This is a very interesting concept that I stumbled across several years ago and it definitely rings true for property investors.
We are constantly told that we must work hard at school, get a ‘good’ job and keep working hard for at least 40 to 50 years and then retire from work and live a great retirement.
Along life’s journey we generally meet the person of our dreams, buy our own home, raise a family, take some holidays, care for elderly parents, change jobs and career paths a few times and then eventually hit that magic age where you can sit back and relax.
There’s only one problem with that strategy – The only way we can keep the glass ‘half full’ in retirement is to keep working.
A source of reputable information is Australian Bureau of Statistics (ABS).1It shows that the average superannuation balance in 2017-18 for people aged 15 and over was $168,500 for men and $121,300 for women.

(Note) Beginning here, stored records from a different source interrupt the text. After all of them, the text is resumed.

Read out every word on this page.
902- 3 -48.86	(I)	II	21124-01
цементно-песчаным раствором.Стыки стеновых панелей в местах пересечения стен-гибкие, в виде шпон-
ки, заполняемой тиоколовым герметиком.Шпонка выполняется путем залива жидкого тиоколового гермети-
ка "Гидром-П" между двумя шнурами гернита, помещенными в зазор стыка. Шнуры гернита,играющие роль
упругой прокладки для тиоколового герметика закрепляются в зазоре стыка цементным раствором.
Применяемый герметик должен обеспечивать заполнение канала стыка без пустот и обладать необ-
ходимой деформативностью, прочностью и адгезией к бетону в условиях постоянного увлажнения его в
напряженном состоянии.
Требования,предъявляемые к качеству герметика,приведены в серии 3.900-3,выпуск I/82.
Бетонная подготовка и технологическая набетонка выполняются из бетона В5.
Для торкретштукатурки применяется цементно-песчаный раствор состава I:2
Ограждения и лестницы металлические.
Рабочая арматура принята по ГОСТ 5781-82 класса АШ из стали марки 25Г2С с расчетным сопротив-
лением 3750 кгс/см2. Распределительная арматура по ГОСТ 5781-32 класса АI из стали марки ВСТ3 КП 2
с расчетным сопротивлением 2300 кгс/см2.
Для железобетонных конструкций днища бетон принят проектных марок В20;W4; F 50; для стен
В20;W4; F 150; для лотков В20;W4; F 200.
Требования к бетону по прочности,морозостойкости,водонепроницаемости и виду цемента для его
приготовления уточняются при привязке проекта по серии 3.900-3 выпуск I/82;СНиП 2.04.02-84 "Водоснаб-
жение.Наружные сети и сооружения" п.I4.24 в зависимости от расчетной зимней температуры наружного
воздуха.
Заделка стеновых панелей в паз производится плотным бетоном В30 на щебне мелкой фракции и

These stats verify that without some other means of income, a retiree will need to access the pension which currently constitutes a very small proportion of a wage earner’s income.
So how can the half full glass be refillable?
The common sense way is to start investing from an early age to give yourself enough time in the property market for capital growth to occur. This is to ensure that in your retirement, you have additional income streams (investments) providing you with more cash throughout your retirement years.
So how do you achieve that?
Most investors start their property investment journey in a very conservative way, often spending less than $400k on the first investment. It’s important to get a feel for how it works and even better if you are coached throughout the process. You don’t need to spend large amounts of money to purchase a great performing investment property.
If the goal is to have additional income in retirement, you may choose to either use the equity in the first property to purchase the next one or pay down some of the debt on the first property before accessing the equity to continue building your portfolio.
Either way, you are pursuing your goal and with time in the market you will be in a far better position in retirement than someone who has not invested.